Chesapeake's immediate priority is finding a new chairman, the company said in a statement responding to Icahn's letter.
"After an independent Chairman is named, the Board's Nominating Committee will consult with shareholders and carefully review Mr. Icahn's request for Board representation," the company said.
Shares of Chesapeake shares rose 1.6 percent to $16.06 at 4:35 p.m. after the close of regular U.S. stock trading. The stock has declined 29 percent this year after a 14 percent fall in 2011.
A 7.56 percent stake would make Icahn the second-largest investor in Chesapeake, after Southeastern Asset Management Inc., the Memphis, Tenn.-based investment company run by Mason Hawkins that owns 13 percent.
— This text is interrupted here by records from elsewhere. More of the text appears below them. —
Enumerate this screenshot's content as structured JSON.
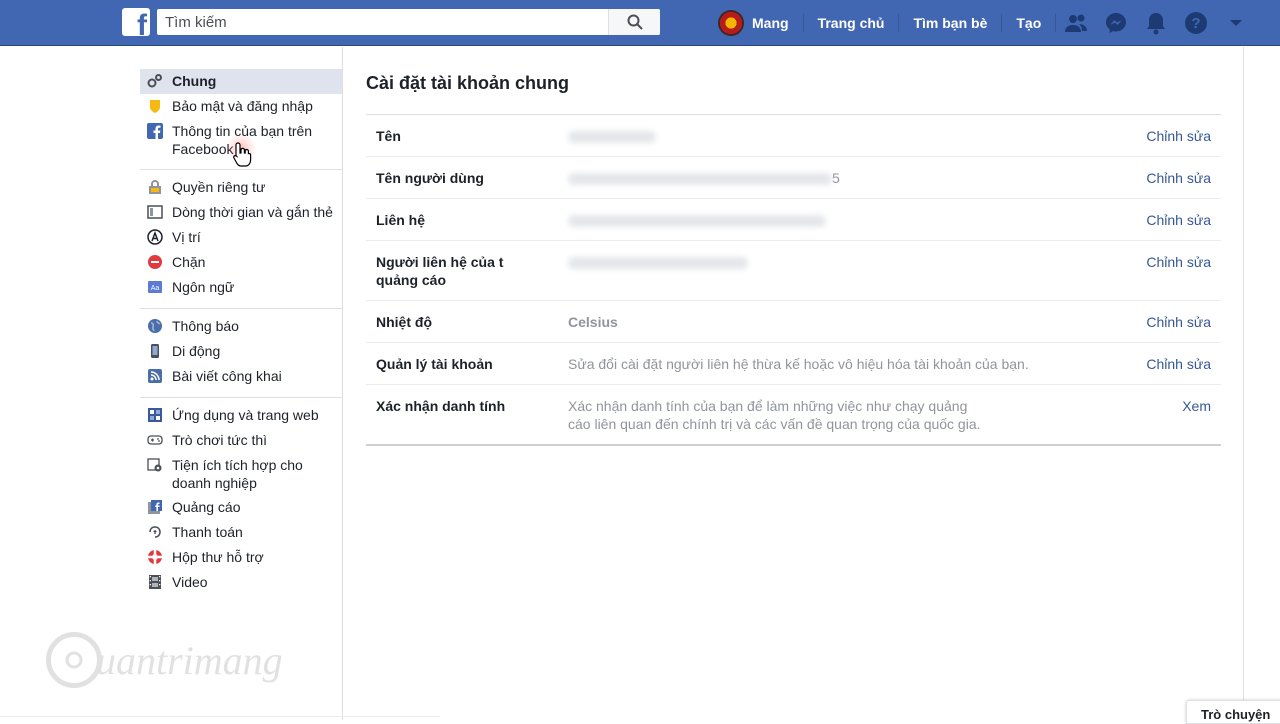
{
  "topbar": {
    "logo": "f",
    "search_placeholder": "Tìm kiếm",
    "user_name": "Mang",
    "home": "Trang chủ",
    "find_friends": "Tìm bạn bè",
    "create": "Tạo",
    "color": "#4267b2"
  },
  "sidebar": {
    "group1": [
      {
        "label": "Chung",
        "icon": "gear-icon"
      },
      {
        "label": "Bảo mật và đăng nhập",
        "icon": "shield-icon"
      },
      {
        "label": "Thông tin của bạn trên Facebook",
        "icon": "facebook-icon"
      }
    ],
    "group2": [
      {
        "label": "Quyền riêng tư",
        "icon": "lock-icon"
      },
      {
        "label": "Dòng thời gian và gắn thẻ",
        "icon": "timeline-icon"
      },
      {
        "label": "Vị trí",
        "icon": "location-icon"
      },
      {
        "label": "Chặn",
        "icon": "block-icon"
      },
      {
        "label": "Ngôn ngữ",
        "icon": "language-icon"
      }
    ],
    "group3": [
      {
        "label": "Thông báo",
        "icon": "globe-icon"
      },
      {
        "label": "Di động",
        "icon": "mobile-icon"
      },
      {
        "label": "Bài viết công khai",
        "icon": "rss-icon"
      }
    ],
    "group4": [
      {
        "label": "Ứng dụng và trang web",
        "icon": "apps-icon"
      },
      {
        "label": "Trò chơi tức thì",
        "icon": "gamepad-icon"
      },
      {
        "label": "Tiện ích tích hợp cho doanh nghiệp",
        "icon": "business-integration-icon"
      },
      {
        "label": "Quảng cáo",
        "icon": "ads-icon"
      },
      {
        "label": "Thanh toán",
        "icon": "payment-icon"
      },
      {
        "label": "Hộp thư hỗ trợ",
        "icon": "lifebuoy-icon"
      },
      {
        "label": "Video",
        "icon": "film-icon"
      }
    ]
  },
  "main": {
    "title": "Cài đặt tài khoản chung",
    "rows": [
      {
        "label": "Tên",
        "value": "",
        "action": "Chỉnh sửa"
      },
      {
        "label": "Tên người dùng",
        "value": "5",
        "action": "Chỉnh sửa"
      },
      {
        "label": "Liên hệ",
        "value": "",
        "action": "Chỉnh sửa"
      },
      {
        "label": "Người liên hệ của t",
        "label2": "quảng cáo",
        "value": "",
        "action": "Chỉnh sửa"
      },
      {
        "label": "Nhiệt độ",
        "value": "Celsius",
        "action": "Chỉnh sửa"
      },
      {
        "label": "Quản lý tài khoản",
        "value": "Sửa đổi cài đặt người liên hệ thừa kế hoặc vô hiệu hóa tài khoản của bạn.",
        "action": "Chỉnh sửa"
      },
      {
        "label": "Xác nhận danh tính",
        "value": "Xác nhận danh tính của bạn để làm những việc như chạy quảng cáo liên quan đến chính trị và các vấn đề quan trọng của quốc gia.",
        "action": "Xem"
      }
    ]
  },
  "watermark": "uantrimang",
  "corner_tab": "Trò chuyện"
}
Icahn's letter said he recently asked McClendon over dinner to consider allowing direct shareholder representation on the board. The idea was rejected the next day, a move Icahn described as "completely disingenuous and illogical."
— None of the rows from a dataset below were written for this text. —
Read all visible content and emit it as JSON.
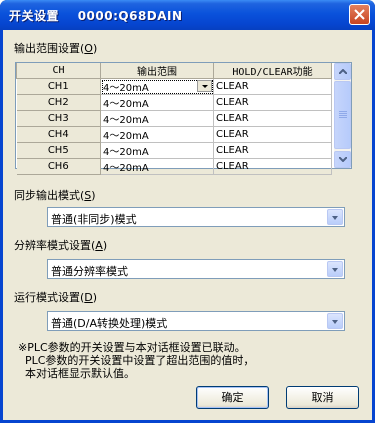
{
  "window": {
    "title": "开关设置    0000:Q68DAIN"
  },
  "output_range": {
    "group_label": "输出范围设置(",
    "group_accel": "O",
    "group_close": ")",
    "columns": [
      "CH",
      "输出范围",
      "HOLD/CLEAR功能"
    ],
    "rows": [
      {
        "ch": "CH1",
        "range": "4～20mA",
        "hold": "CLEAR"
      },
      {
        "ch": "CH2",
        "range": "4～20mA",
        "hold": "CLEAR"
      },
      {
        "ch": "CH3",
        "range": "4～20mA",
        "hold": "CLEAR"
      },
      {
        "ch": "CH4",
        "range": "4～20mA",
        "hold": "CLEAR"
      },
      {
        "ch": "CH5",
        "range": "4～20mA",
        "hold": "CLEAR"
      },
      {
        "ch": "CH6",
        "range": "4～20mA",
        "hold": "CLEAR"
      }
    ]
  },
  "sync_mode": {
    "label": "同步输出模式(",
    "accel": "S",
    "close": ")",
    "value": "普通(非同步)模式"
  },
  "resolution_mode": {
    "label": "分辨率模式设置(",
    "accel": "A",
    "close": ")",
    "value": "普通分辨率模式"
  },
  "run_mode": {
    "label": "运行模式设置(",
    "accel": "D",
    "close": ")",
    "value": "普通(D/A转换处理)模式"
  },
  "note": {
    "line1": "※PLC参数的开关设置与本对话框设置已联动。",
    "line2": "  PLC参数的开关设置中设置了超出范围的值时，",
    "line3": "  本对话框显示默认值。"
  },
  "buttons": {
    "ok": "确定",
    "cancel": "取消"
  }
}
"Having the current board select a new chairman without shareholder approval and without allowing for shareholder representation is akin to asking the fox, who has plundered the hen house, to choose another fox to assist it in standing guard over the remaining hens," Icahn wrote.
He recommended replacing four of the current directors with two of his nominees and two to be named by another big holder such as Southeastern. Icahn noted that director Louis Simpson, a former Warren Buffett protégé, should not be one of the four directors dismissed.
Icahn said this is his second attempt to reform Chesapeake's board in as many years. In late 2010, he said he acquired a "substantial position in the company" and used that leverage to cajole management into selling assets, closing a funding shortfall and slowing land purchases.
At the time, his requests for shareholder representation on the board were rebuffed and management soon reverted to its former strategy of large land acquisitions and costly drilling programs, Icahn said in his letter. Frustrated, he sold his Chesapeake stock.
Icahn said he expects to hear a response from the company within days, before the annual shareholders' meeting scheduled for June 8, according to the letter.
"Chesapeake shareholders will benefit neither from a constant stream of negative news reflecting upon the company's troubled past, nor from a half hearted attempt by the board to make the minimum possible number of changes to skate by for one more year," Icahn wrote. "The board must not only find a way to eliminate the enormous funding gap, but also the more substantial creditability gap."